In unserem Podcast erzählt Thorwald (Geschäftsführer der Agentur Bluehouse), dass seine Kunden eigentlich nicht direkt von der Ukraine-Krise betroffen sind. Aber trotzdem schleichen sich nach und nach mehr Absagen ein. Projekte werden verzögert, es gibt keine Entscheidungen, Anfragen werden gar nicht umgesetzt. Anders als in den Anfängen der Corona-Krise ist die Situation aber nicht wirklich greifbar.

Thorwald hat sich aufgemacht und hat sich bei vielen weiteren Agenturen erkundigt. Und siehe da: Das Bild sieht bei vielen anderen Agenturen ähnlich aus. Was aber auch alle eint, ist die Tatsache, dass niemand eine wirkliche Erklärung dafür hat. Kunden treffen keine Aussagen dazu. Ist hier nur eine neue Vorsicht der auslösende Faktor? Oder ändert sich die Kommunikationsbranche insgesamt?
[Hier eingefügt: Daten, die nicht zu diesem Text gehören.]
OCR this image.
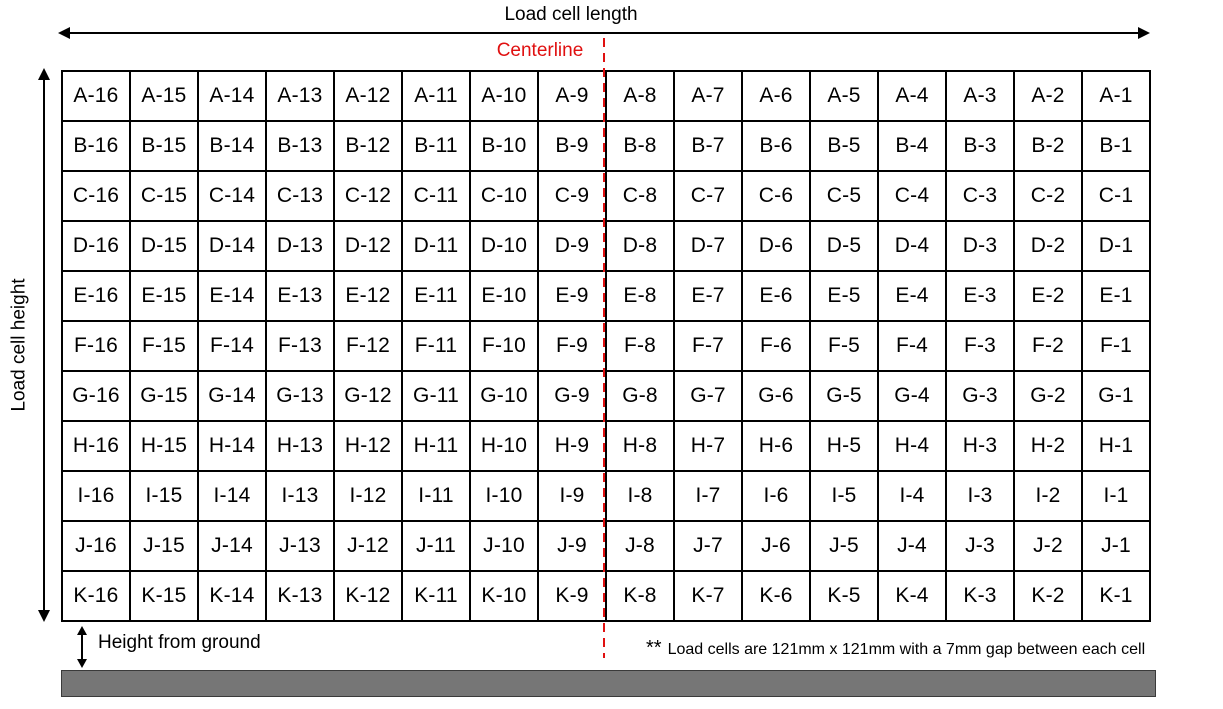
Load cell length
Centerline
Load cell height
A-16	A-15	A-14	A-13	A-12	A-11	A-10	A-9	A-8	A-7	A-6	A-5	A-4	A-3	A-2	A-1
B-16	B-15	B-14	B-13	B-12	B-11	B-10	B-9	B-8	B-7	B-6	B-5	B-4	B-3	B-2	B-1
C-16	C-15	C-14	C-13	C-12	C-11	C-10	C-9	C-8	C-7	C-6	C-5	C-4	C-3	C-2	C-1
D-16	D-15	D-14	D-13	D-12	D-11	D-10	D-9	D-8	D-7	D-6	D-5	D-4	D-3	D-2	D-1
E-16	E-15	E-14	E-13	E-12	E-11	E-10	E-9	E-8	E-7	E-6	E-5	E-4	E-3	E-2	E-1
F-16	F-15	F-14	F-13	F-12	F-11	F-10	F-9	F-8	F-7	F-6	F-5	F-4	F-3	F-2	F-1
G-16	G-15	G-14	G-13	G-12	G-11	G-10	G-9	G-8	G-7	G-6	G-5	G-4	G-3	G-2	G-1
H-16	H-15	H-14	H-13	H-12	H-11	H-10	H-9	H-8	H-7	H-6	H-5	H-4	H-3	H-2	H-1
I-16	I-15	I-14	I-13	I-12	I-11	I-10	I-9	I-8	I-7	I-6	I-5	I-4	I-3	I-2	I-1
J-16	J-15	J-14	J-13	J-12	J-11	J-10	J-9	J-8	J-7	J-6	J-5	J-4	J-3	J-2	J-1
K-16	K-15	K-14	K-13	K-12	K-11	K-10	K-9	K-8	K-7	K-6	K-5	K-4	K-3	K-2	K-1
Height from ground	** Load cells are 121mm x 121mm with a 7mm gap between each cell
Freiheit ist ein Lebensmittel

Edeka ist mit dem Post „Freiheit ist ein Lebensmittel“ einen mutigen und vor allem schnellen Schritt gegangen. Mit dieser Aussage wollte Edeka direkt Flagge zeigen. Aber das kam in der Community gar nicht gut an. Es kam zu einem Shitstorm. Der Vorwurf: Statt zu helfen, nutzt Edeka die Situation für sich aus und rückt sich selbst ins Rampenlicht. (Artikel zu dem Edeka-Post: https://www.wuv.de/Archiv/Edeka-solidarisiert-sich-mit-der-Ukraine)

Edeka hätte an dieser stelle etwas diplomatischer vorgehen können. Zum Beispiel indem man die Unterstützung mit Lebensmitteln ankündigt oder ähnliches. Dann wäre es nicht bei einer einfachen Werbeaussage geblieben.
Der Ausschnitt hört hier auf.